Tesco, the UK’s largest retailer has joined WDC, Sustainable Fisheries Partnership (SFP), and the Royal Society for the Protection of Birds in our joint initiative to ensure supermarkets and food brands only sell fish and shellfish that comes from those sources that use best practices in protecting vulnerable marine wildlife.
As part on this work with Tesco, an audit of their seafood suppliers was carried out to assess the risk posed to whales and dolphins, sharks rays, seabirds, and other marine mammals and sea turtles from capture in commercial fisheries - an issue that is commonly referred to as ‘bycatch.’

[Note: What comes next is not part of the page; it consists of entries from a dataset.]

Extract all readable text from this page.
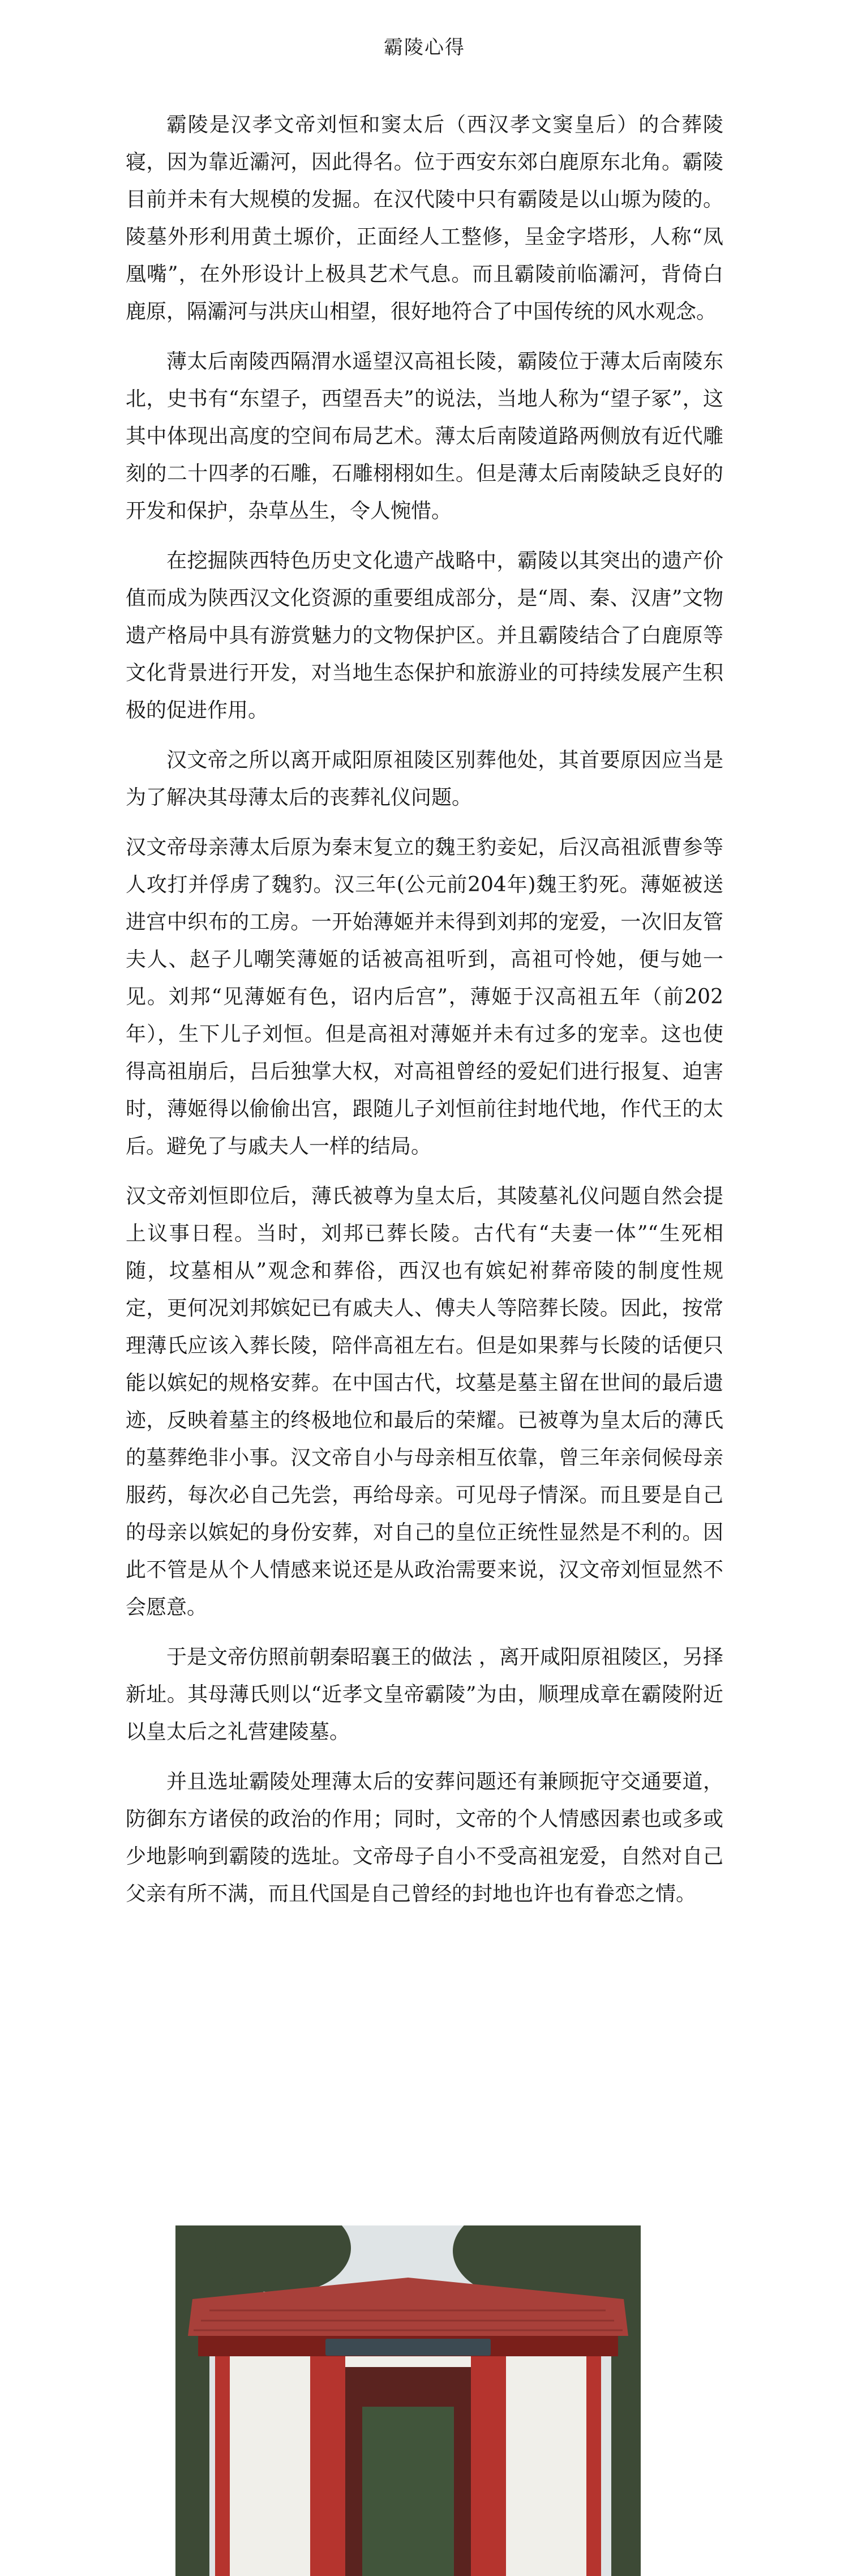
霸陵心得

霸陵是汉孝文帝刘恒和窦太后（西汉孝文窦皇后）的合葬陵寝，因为靠近灞河，因此得名。位于西安东郊白鹿原东北角。霸陵目前并未有大规模的发掘。在汉代陵中只有霸陵是以山塬为陵的。陵墓外形利用黄土塬价，正面经人工整修，呈金字塔形，人称“凤凰嘴”，在外形设计上极具艺术气息。而且霸陵前临灞河，背倚白鹿原，隔灞河与洪庆山相望，很好地符合了中国传统的风水观念。

薄太后南陵西隔渭水遥望汉高祖长陵，霸陵位于薄太后南陵东北，史书有“东望子，西望吾夫”的说法，当地人称为“望子冢”，这其中体现出高度的空间布局艺术。薄太后南陵道路两侧放有近代雕刻的二十四孝的石雕，石雕栩栩如生。但是薄太后南陵缺乏良好的开发和保护，杂草丛生，令人惋惜。

在挖掘陕西特色历史文化遗产战略中，霸陵以其突出的遗产价值而成为陕西汉文化资源的重要组成部分，是“周、秦、汉唐”文物遗产格局中具有游赏魅力的文物保护区。并且霸陵结合了白鹿原等文化背景进行开发，对当地生态保护和旅游业的可持续发展产生积极的促进作用。

汉文帝之所以离开咸阳原祖陵区别葬他处，其首要原因应当是为了解决其母薄太后的丧葬礼仪问题。

汉文帝母亲薄太后原为秦末复立的魏王豹妾妃，后汉高祖派曹参等人攻打并俘虏了魏豹。汉三年(公元前204年)魏王豹死。薄姬被送进宫中织布的工房。一开始薄姬并未得到刘邦的宠爱，一次旧友管夫人、赵子儿嘲笑薄姬的话被高祖听到，高祖可怜她，便与她一见。刘邦“见薄姬有色，诏内后宫”，薄姬于汉高祖五年（前202年），生下儿子刘恒。但是高祖对薄姬并未有过多的宠幸。这也使得高祖崩后，吕后独掌大权，对高祖曾经的爱妃们进行报复、迫害时，薄姬得以偷偷出宫，跟随儿子刘恒前往封地代地，作代王的太后。避免了与戚夫人一样的结局。

汉文帝刘恒即位后，薄氏被尊为皇太后，其陵墓礼仪问题自然会提上议事日程。当时，刘邦已葬长陵。古代有“夫妻一体”“生死相随，坟墓相从”观念和葬俗，西汉也有嫔妃祔葬帝陵的制度性规定，更何况刘邦嫔妃已有戚夫人、傅夫人等陪葬长陵。因此，按常理薄氏应该入葬长陵，陪伴高祖左右。但是如果葬与长陵的话便只能以嫔妃的规格安葬。在中国古代，坟墓是墓主留在世间的最后遗迹，反映着墓主的终极地位和最后的荣耀。已被尊为皇太后的薄氏的墓葬绝非小事。汉文帝自小与母亲相互依靠，曾三年亲伺候母亲服药，每次必自己先尝，再给母亲。可见母子情深。而且要是自己的母亲以嫔妃的身份安葬，对自己的皇位正统性显然是不利的。因此不管是从个人情感来说还是从政治需要来说，汉文帝刘恒显然不会愿意。

于是文帝仿照前朝秦昭襄王的做法 ，离开咸阳原祖陵区，另择新址。其母薄氏则以“近孝文皇帝霸陵”为由，顺理成章在霸陵附近以皇太后之礼营建陵墓。

并且选址霸陵处理薄太后的安葬问题还有兼顾扼守交通要道，防御东方诸侯的政治的作用；同时，文帝的个人情感因素也或多或少地影响到霸陵的选址。文帝母子自小不受高祖宠爱，自然对自己父亲有所不满，而且代国是自己曾经的封地也许也有眷恋之情。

Bycatch (incidental capture in nets) is the biggest direct killer of dolphins around the globe and a huge issue in UK waters, yet many consumers are unaware of the problem.
The audit identified some high potential bycatch risks in Tesco’s source fisheries, including:
- Alaskan salmon set/drift gillnet fisheries pose a significant risk to seabirds.

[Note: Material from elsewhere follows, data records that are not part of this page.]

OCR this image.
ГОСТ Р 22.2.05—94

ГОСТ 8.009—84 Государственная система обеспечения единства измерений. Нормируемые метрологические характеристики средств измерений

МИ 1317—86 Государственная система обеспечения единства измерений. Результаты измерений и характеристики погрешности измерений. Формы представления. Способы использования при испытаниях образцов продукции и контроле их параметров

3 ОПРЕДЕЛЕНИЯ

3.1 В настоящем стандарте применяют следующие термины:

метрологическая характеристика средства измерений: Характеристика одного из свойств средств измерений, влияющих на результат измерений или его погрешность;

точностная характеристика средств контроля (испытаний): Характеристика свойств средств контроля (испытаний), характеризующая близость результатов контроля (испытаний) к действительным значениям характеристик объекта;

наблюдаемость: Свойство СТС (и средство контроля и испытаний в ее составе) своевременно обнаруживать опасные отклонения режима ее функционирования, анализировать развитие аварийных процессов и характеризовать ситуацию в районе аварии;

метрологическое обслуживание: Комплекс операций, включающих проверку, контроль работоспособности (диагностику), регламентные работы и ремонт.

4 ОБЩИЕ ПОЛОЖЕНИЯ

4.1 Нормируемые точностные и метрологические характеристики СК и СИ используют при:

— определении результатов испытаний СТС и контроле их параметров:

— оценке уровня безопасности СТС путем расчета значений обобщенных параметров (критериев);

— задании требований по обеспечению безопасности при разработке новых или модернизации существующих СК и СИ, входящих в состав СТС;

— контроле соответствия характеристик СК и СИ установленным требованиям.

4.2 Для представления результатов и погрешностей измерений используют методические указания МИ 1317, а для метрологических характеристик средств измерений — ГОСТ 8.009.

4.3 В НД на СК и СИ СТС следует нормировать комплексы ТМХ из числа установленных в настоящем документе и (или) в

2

- Argentine shrimp and Indonesian prawn fisheries pose a significant risk to sea turtles.
- Icelandic cod gillnet fisheries pose a significant risk to seabirds and marine mammals.

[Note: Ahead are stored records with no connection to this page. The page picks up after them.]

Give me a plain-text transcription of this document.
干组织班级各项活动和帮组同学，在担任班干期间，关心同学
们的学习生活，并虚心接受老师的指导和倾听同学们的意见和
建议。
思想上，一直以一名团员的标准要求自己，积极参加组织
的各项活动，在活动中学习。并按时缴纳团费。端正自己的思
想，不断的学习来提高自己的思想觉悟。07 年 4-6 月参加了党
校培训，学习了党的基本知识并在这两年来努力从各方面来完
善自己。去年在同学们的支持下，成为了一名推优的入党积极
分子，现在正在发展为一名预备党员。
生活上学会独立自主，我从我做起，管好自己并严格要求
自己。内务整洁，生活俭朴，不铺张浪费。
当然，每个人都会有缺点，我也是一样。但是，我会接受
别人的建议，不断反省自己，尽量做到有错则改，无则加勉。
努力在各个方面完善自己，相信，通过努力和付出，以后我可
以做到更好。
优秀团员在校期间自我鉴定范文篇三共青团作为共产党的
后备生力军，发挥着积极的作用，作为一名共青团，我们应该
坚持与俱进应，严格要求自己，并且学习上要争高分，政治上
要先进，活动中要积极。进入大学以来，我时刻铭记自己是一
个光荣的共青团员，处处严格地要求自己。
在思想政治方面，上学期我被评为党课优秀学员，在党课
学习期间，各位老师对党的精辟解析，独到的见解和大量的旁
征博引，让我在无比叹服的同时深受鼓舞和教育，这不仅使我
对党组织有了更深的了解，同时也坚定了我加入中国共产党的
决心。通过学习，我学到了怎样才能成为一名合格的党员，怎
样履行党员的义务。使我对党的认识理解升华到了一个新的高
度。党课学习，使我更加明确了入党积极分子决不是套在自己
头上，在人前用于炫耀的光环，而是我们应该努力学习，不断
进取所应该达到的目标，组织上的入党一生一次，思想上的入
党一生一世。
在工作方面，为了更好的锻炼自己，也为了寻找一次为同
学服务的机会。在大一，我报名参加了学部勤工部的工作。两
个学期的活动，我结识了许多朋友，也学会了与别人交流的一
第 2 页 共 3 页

- Canadian lobster pot and trap fisheries pose a risk to marine mammals.
Anna Turrell, head of environment at Tesco, said, ‘reducing fisheries bycatch is a vital element of our ‘seascape’ or ecosystem-based approach to promote healthy fish stocks and mitigate the impacts of fishing on the wider marine environment. This report is an important step on that journey, and we’re already working with our suppliers to take action on the issues raised, including implementing 100 percent observer coverage on vessels in our supply chain.’